For all the partisan political passion over Bush tax cuts for the
wealthy, they could end up being a sideshow. Mr. Obama's economic team,
led by Timothy F. Geithner as Treasury secretary and Lawrence H.
Summers as head of the National Economic Council, is dominated by
centrists whose top priority for the next several years will be nursing
the economy back to health.
Measured in dollars, moreover, the fight over the Bush tax cuts is a
fairly small part of the Obama plan. All told, according to the Tax
Policy Center, rescinding the tax cuts would raise about $300 billion
over 10 years. That pales in comparison with the $1.2 trillion that Mr.
Obama would spend on measures to increase tax benefits for people on
the middle and lower rungs of the ladder.
Indeed, the hottest tax issue over the next two years is likely to be
the refundable tax credit, a phrase so colorless and technocratic that
it does not even appear in a description of Mr. Obama's tax agenda on
the White House Web site. Instead, the site simply says the president's
plan would provide "broad-based relief to middle-class families,"
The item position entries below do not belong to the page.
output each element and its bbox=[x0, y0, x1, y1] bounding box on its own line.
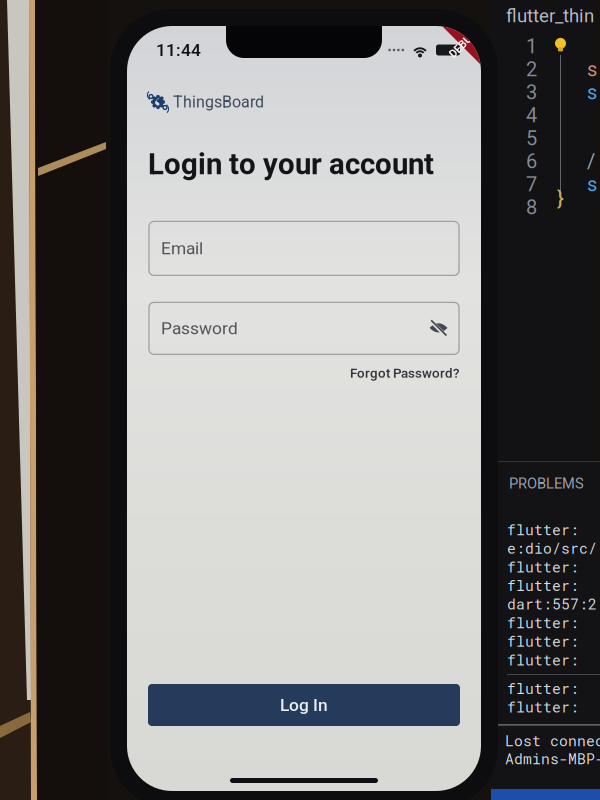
staticText: Password bbox=[161, 318, 238, 338]
button[interactable]: Forgot Password? bbox=[127, 360, 481, 386]
staticText: / bbox=[587, 150, 595, 173]
button[interactable]: Log In bbox=[148, 684, 460, 726]
staticText: flutter: bbox=[507, 631, 579, 651]
staticText: 3 bbox=[526, 81, 537, 104]
staticText: e:dio/src/ bbox=[507, 538, 597, 558]
staticText: Email bbox=[161, 238, 203, 258]
staticText: 4 bbox=[526, 104, 537, 127]
staticText: flutter: bbox=[507, 557, 579, 576]
staticText: dart:557:2 bbox=[507, 594, 597, 614]
staticText: Login to your account bbox=[148, 147, 434, 181]
staticText: Forgot Password? bbox=[350, 365, 459, 381]
staticText: flutter: bbox=[507, 697, 579, 716]
staticText: flutter: bbox=[507, 650, 579, 669]
staticText: 6 bbox=[526, 150, 537, 173]
staticText: ThingsBoard bbox=[173, 93, 264, 111]
staticText: 5 bbox=[526, 127, 537, 150]
staticText: flutter_thin bbox=[506, 5, 594, 27]
staticText: flutter: bbox=[507, 576, 579, 595]
staticText: Admins-MBP- bbox=[505, 749, 600, 768]
staticText: Lost connec bbox=[505, 731, 600, 750]
staticText: flutter: bbox=[507, 613, 579, 632]
staticText: 11:44 bbox=[156, 40, 201, 60]
staticText: 7 bbox=[526, 173, 537, 196]
staticText: 8 bbox=[526, 196, 537, 219]
staticText: s bbox=[587, 173, 597, 196]
staticText: flutter: bbox=[507, 520, 579, 539]
staticText: DEBUG bbox=[446, 38, 480, 50]
staticText: 1 bbox=[526, 35, 537, 58]
staticText: PROBLEMS bbox=[509, 475, 584, 492]
staticText: s bbox=[587, 58, 597, 81]
staticText: } bbox=[557, 187, 564, 210]
staticText: flutter: bbox=[507, 679, 579, 698]
staticText: s bbox=[587, 81, 597, 104]
staticText: 2 bbox=[526, 58, 537, 81]
staticText: Log In bbox=[280, 695, 328, 715]
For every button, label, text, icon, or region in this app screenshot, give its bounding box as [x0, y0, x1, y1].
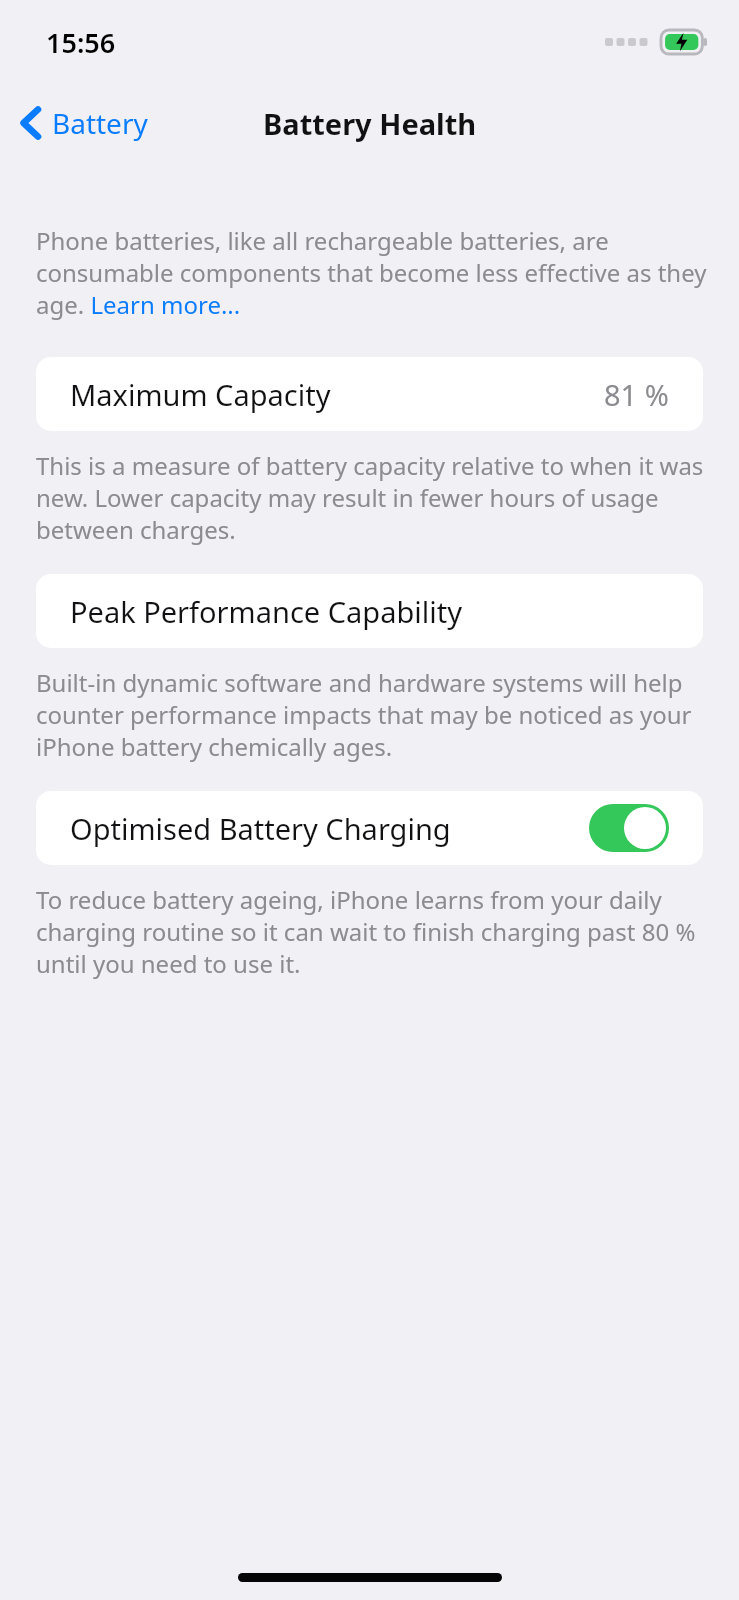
staticText: 81 %: [604, 375, 669, 414]
staticText: Battery: [52, 104, 148, 142]
staticText: This is a measure of battery capacity re…: [36, 449, 709, 546]
button[interactable]: Peak Performance Capability: [36, 574, 703, 648]
button[interactable]: Maximum Capacity: [36, 357, 703, 431]
button[interactable]: Battery: [0, 98, 160, 148]
staticText: Built-in dynamic software and hardware s…: [36, 666, 709, 763]
staticText: Optimised Battery Charging: [70, 809, 451, 848]
staticText: Peak Performance Capability: [70, 592, 462, 631]
staticText: To reduce battery ageing, iPhone learns …: [36, 883, 709, 980]
staticText: Phone batteries, like all rechargeable b…: [36, 224, 709, 321]
staticText: Battery Health: [263, 104, 477, 143]
button[interactable]: Optimised Battery Charging: [36, 791, 703, 865]
button[interactable]: Optimised Battery Charging toggle: [589, 804, 669, 852]
staticText: 15:56: [46, 24, 116, 61]
staticText: Maximum Capacity: [70, 375, 331, 414]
restore "fairness" to the tax code and "restore bottom-up economic
growth that creates good jobs in America."
But refundable tax credits would be Mr. Obama's primary tool to get
more money to the poorest households in the country.
A refundable tax credit -- like the $1,000 child tax credit -- provides
a "refund" to people even if they earned so little money that they owed
no income taxes.
The $1,000 Child Tax Credit, for example, entitles a family to subtract
$1,000 from the tax bill for each child in the household. But under
current law, the tax credit was of no use to families with incomes
below $12,550, which were too poor to owe any taxes at all. About 6.3
million low-income children were cut off entirely from the benefit in
2007, and an additional 4 million children received only partial
credit, according to estimates by the Tax Policy Center.
THE stimulus bill that passed the House on Jan. 28 would allow any
family to collect the refund, even if the family had no income. The
bill would cost $18 billion over two years. A Senate version of the
stimulus bill would refund the tax credit to families with incomes as
low as $6,000.
By their nature, refundable tax credits are anti-poverty measures that
take money from those who are more affluent and put it in the hands of
people with low incomes.
The concept has been around awhile. The Earned Income Tax Credit
already pays out more than $40 billion a year, mostly to low-income,
working single parents who can receive as much as $4,500 a year.
Supporters often call it the federal government's biggest antipoverty
program.
But Mr. Obama would expand such credits and add new ones. One of his
signature proposals, the "Making Work Pay" credit, would provide up to
$500 to most American workers. The House and Senate have included it in
their versions of the stimulus package. Over two years, it would cost
about $145 billion.
Likewise, the House and Senate bills also incorporate Mr. Obama's
proposals to turn existing tax breaks for college tuition into
refundable tax credits.
When Senate Republicans proposed last week to double the existing tax
credit for first-time home buyers, to $15,000, Senate Democrats not
only signaled their support but proposed making it refundable, as well.
In the end, they decided to make the tax credit not refundable, but
available to all home buyers.
But that comparative harmony is likely to dissolve, especially once
panic about the economy subsides and Democrats take a fresh look at
repealing tax cuts for people at the top. At that point, the tug-of-war
between rich and poor can be expected to resume.